MINI MINI MANI MO
%
% Copyright (c) 2014, 2016, Oracle and/or its affiliates. All rights reserved.
%
\name{ore.glm}
\alias{ore.glm}
\alias{ore.glm.control}
\alias{summary.ore.glm}
\alias{print.summary.ore.glm}
\alias{predict.ore.glm}
\alias{residuals.ore.glm}
\alias{vcov.ore.glm}
\concept{regression}
\title{Oracle R Enterprise Generalized Linear Models}
\description{
Functions for fitting and using generalized linear models on
\code{ore.frame} data.
}
\usage{
### Fitting function
ore.glm(formula, data, weights, family = gaussian(), start = NULL,
control = list(...), contrasts = NULL, xlev = NULL,
ylev = NULL, yprob = NULL, ...)
### Fit control function
ore.glm.control(devlre = 8, maxit = 25, linesearch = FALSE,
trace = getOption("ore.trace", FALSE), ...)
### Specific methods for ore.glm objects
\S3method{summary}{ore.glm}(object, dispersion = NULL, correlation = FALSE,
symbolic.cor = FALSE, ...)
\S3method{vcov}{ore.glm}(object, ...)
\S3method{predict}{ore.glm}(object, newdata = NULL, type = c("link", "response"),
se.fit = FALSE, dispersion = NULL, na.action = na.pass, supplemental.cols = NULL,
...)
\S3method{residuals}{ore.glm}(object, type = c("deviance", "pearson", "working", "response", "partial"),
...)
### Inherited methods for ore.glm objects
#coef(object, ...)
#coefficients(object, ...)
#deviance(object, ...)
#effects(object, ...)
#extractAIC(fit, scale, k = 2, ...)
#family(object, ...)
#fitted(object, ...)
#fitted.values(object, ...)
#formula(x, ...)
#logLik(object, ...)
#model.frame(formula, ...)
#nobs(object, ...)
#weights(object, ...)
}
\arguments{
\item{formula}{A \code{\link[stats]{formula}} object representing the
model to be fit.}
\item{data}{An \code{ore.frame} object specifying the data for the
model.}
\item{weights}{An optional \code{ore.number} object specifying the
analytic weights in the model.}
\item{ supplemental.cols }{ Additional columns to include in the prediction
result from the \code{newdata} data set. }
\item{family}{A \code{\link[stats]{family}} object specifying the
generalized linear model family details.
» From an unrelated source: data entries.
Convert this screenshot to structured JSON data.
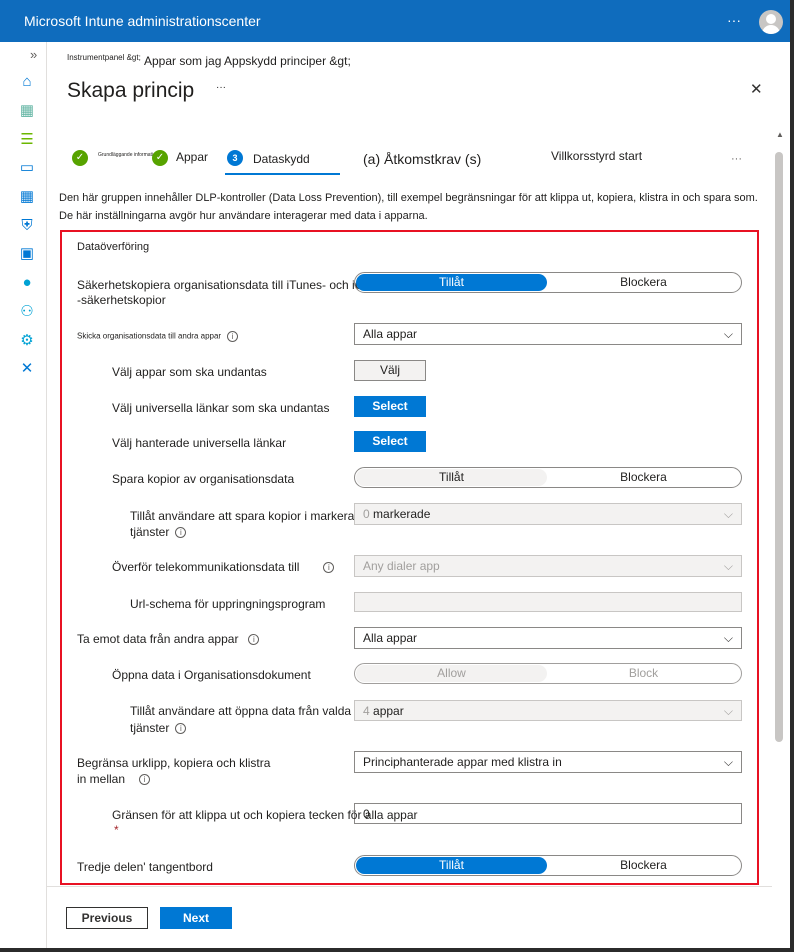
{
  "app": {
    "title": "Microsoft Intune administrationscenter",
    "more": "···"
  },
  "sidebar": {
    "expand": "»",
    "items": [
      "home-icon",
      "dashboard-icon",
      "all-services-icon",
      "devices-icon",
      "apps-icon",
      "endpoint-security-icon",
      "reports-icon",
      "users-icon",
      "groups-icon",
      "tenant-admin-icon",
      "troubleshooting-icon"
    ]
  },
  "breadcrumb": {
    "root": "Instrumentpanel &gt;",
    "path": "Appar som jag Appskydd principer &gt;"
  },
  "page": {
    "title": "Skapa princip",
    "more": "···",
    "close": "✕"
  },
  "steps": [
    {
      "label": "Grundläggande information",
      "state": "done"
    },
    {
      "label": "Appar",
      "state": "done"
    },
    {
      "number": "3",
      "label": "Dataskydd",
      "state": "current"
    },
    {
      "label": "(a)  Åtkomstkrav (s)",
      "state": "pending"
    },
    {
      "label": "Villkorsstyrd start",
      "state": "pending"
    }
  ],
  "steps_more": "···",
  "description": "Den här gruppen innehåller DLP-kontroller (Data Loss Prevention), till exempel begränsningar för att klippa ut, kopiera, klistra in och spara som. De här inställningarna avgör hur användare interagerar med data i apparna.",
  "section": {
    "title": "Dataöverföring"
  },
  "settings": {
    "backup": {
      "label1": "Säkerhetskopiera organisationsdata till iTunes- och iCloud",
      "label2": "-säkerhetskopior",
      "allow": "Tillåt",
      "block": "Blockera",
      "selected": "allow"
    },
    "send": {
      "label": "Skicka organisationsdata till andra appar",
      "value": "Alla appar"
    },
    "exempt": {
      "label": "Välj appar som ska undantas",
      "button": "Välj"
    },
    "universal": {
      "label": "Välj universella länkar som ska undantas",
      "button": "Select"
    },
    "managed": {
      "label": "Välj hanterade universella länkar",
      "button": "Select"
    },
    "save": {
      "label": "Spara kopior av organisationsdata",
      "allow": "Tillåt",
      "block": "Blockera",
      "selected": "allow"
    },
    "save_services": {
      "label1": "Tillåt användare att spara kopior i markerade",
      "label2": "tjänster",
      "count": "0",
      "value": "markerade"
    },
    "telecom": {
      "label": "Överför telekommunikationsdata till",
      "value": "Any dialer app"
    },
    "url_scheme": {
      "label": "Url-schema för uppringningsprogram",
      "value": ""
    },
    "receive": {
      "label": "Ta emot data från andra appar",
      "value": "Alla appar"
    },
    "open": {
      "label": "Öppna data i Organisationsdokument",
      "allow": "Allow",
      "block": "Block",
      "selected": "allow"
    },
    "open_services": {
      "label1": "Tillåt användare att öppna data från valda",
      "label2": "tjänster",
      "count": "4",
      "value": "appar"
    },
    "clipboard": {
      "label1": "Begränsa urklipp, kopiera och klistra",
      "label2": "in mellan",
      "value": "Principhanterade appar med klistra in"
    },
    "limit": {
      "label": "Gränsen för att klippa ut och kopiera tecken för alla appar",
      "required": "*",
      "value": "0"
    },
    "keyboard": {
      "label": "Tredje delen' tangentbord",
      "allow": "Tillåt",
      "block": "Blockera",
      "selected": "allow"
    }
  },
  "footer": {
    "previous": "Previous",
    "next": "Next"
  },
  "colors": {
    "brand": "#0f6cbd",
    "accent": "#0078d4",
    "success": "#57a300",
    "highlight": "#e81123"
  }
}
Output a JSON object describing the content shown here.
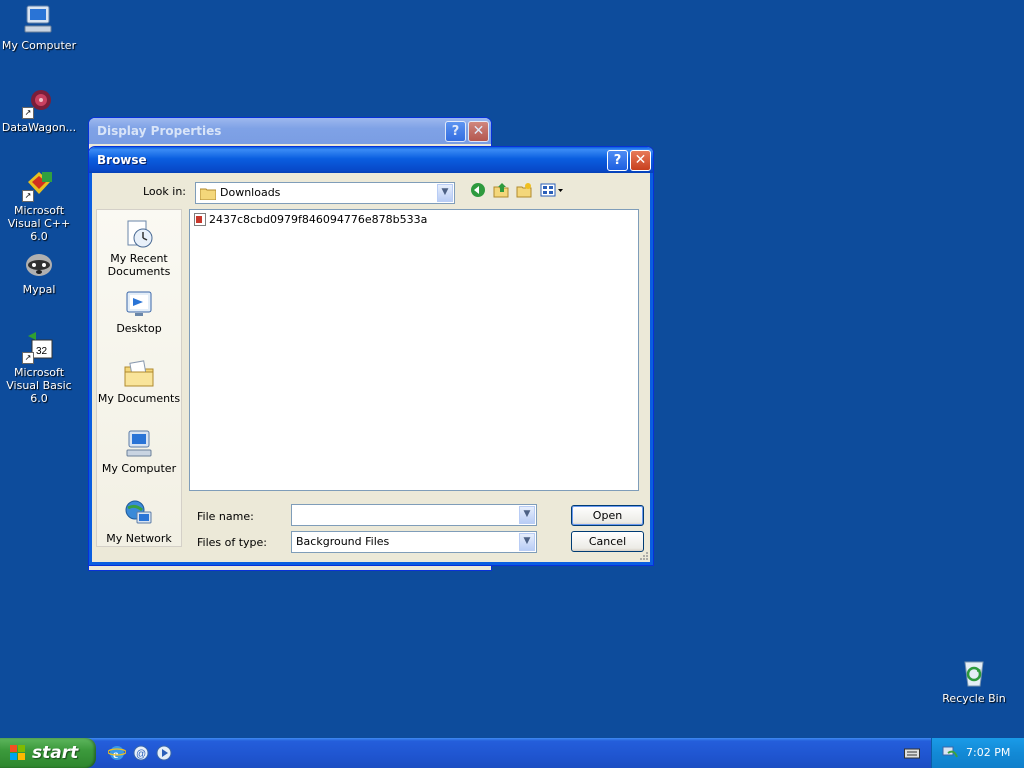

This is the same type of
family object that is used by the \code{\link[stats]{glm}} function
in the \pkg{stats} package, which includes the
\code{\link[MASS]{negative.binomial}} function from the \pkg{MASS}
package as well as the \code{\link[statmod]{tweedie}} function from
the \pkg{statmod} package.}
\item{start}{An optional \code{\link[base]{numeric}} vector specifying
the initial coefficient estimates in the linear predictor.}
\item{control}{An optional \code{\link[base]{list}} object containing
a list of fit control parameters to be interpreted by the
\code{ore.glm.control} function.}
\item{contrasts}{An optional named \code{\link[base]{list}} to be
supplied to the \code{contrasts.arg} argument of
\code{\link[stats]{model.matrix}}.}
\item{xlev}{An optional named \code{\link[base]{list}} of
\code{\link[base]{character}} vectors specifying the
\code{\link[base]{levels}} for each
\code{\link[OREbase:ore.factor-class]{ore.factor}} variable.}
\item{ylev}{An optional \code{\link[base]{character}} vector to
specify the response variable levels in
\code{\link[stats]{binomial}} generalized linear models.}
\item{yprob}{An optional numeric value between 0 and 1 specifying the
overall probability of \code{y != ylev[1]} in
\code{\link[stats]{binomial}} generalized linear models.}
\item{devlre}{A positive number specifying the minimum log relative
error of the residual deviance convergence criterion,
\eqn{-log10(|dev - dev_{old}|/|dev|) \ge devlre}.}
\item{maxit}{A positive integer specifying the maximum number of
Fisher scoring iterations.}
\item{linesearch}{A logical value indicating whether a line search
should be used after each Fisher scoring iteration. If \code{FALSE},
then a line search will used after the first two iterations and any
subsequent iteration that results in an increase in the residual
deviance.}
\item{trace}{The control parameter that controls the output produced
at each Fisher scoring iteration;
a value of \code{FALSE} or \code{0} indicating no output,
a value of \code{TRUE} or \code{1} indicating the printing of the
residual deviance for each iteration, or
a value of \code{2} indicating the printing of the residual deviance
and runtime breakdown for each iteration. The default value is
regulated by the global option \code{ore.trace}.}
\item{object, newdata}{An \code{ore.glm} object.}
\item{dispersion, correlation, symbolic.cor}{Argument not implemented.}
\item{type}{A character string specifying the type of predictions or
residuals to produce.}
\item{se.fit}{A logical value indicating whether to return the
standard errors for the predictions.}
\item{na.action}{The manner in which \code{NA} values are handled,
either \code{na.omit} or \code{na.pass}.}
\item{\dots}{Additional arguments.}
}
\details{
The \code{ore.glm} function fits generalized linear models using a
Fisher scoring iteratively re-weighted least squares (IRLS)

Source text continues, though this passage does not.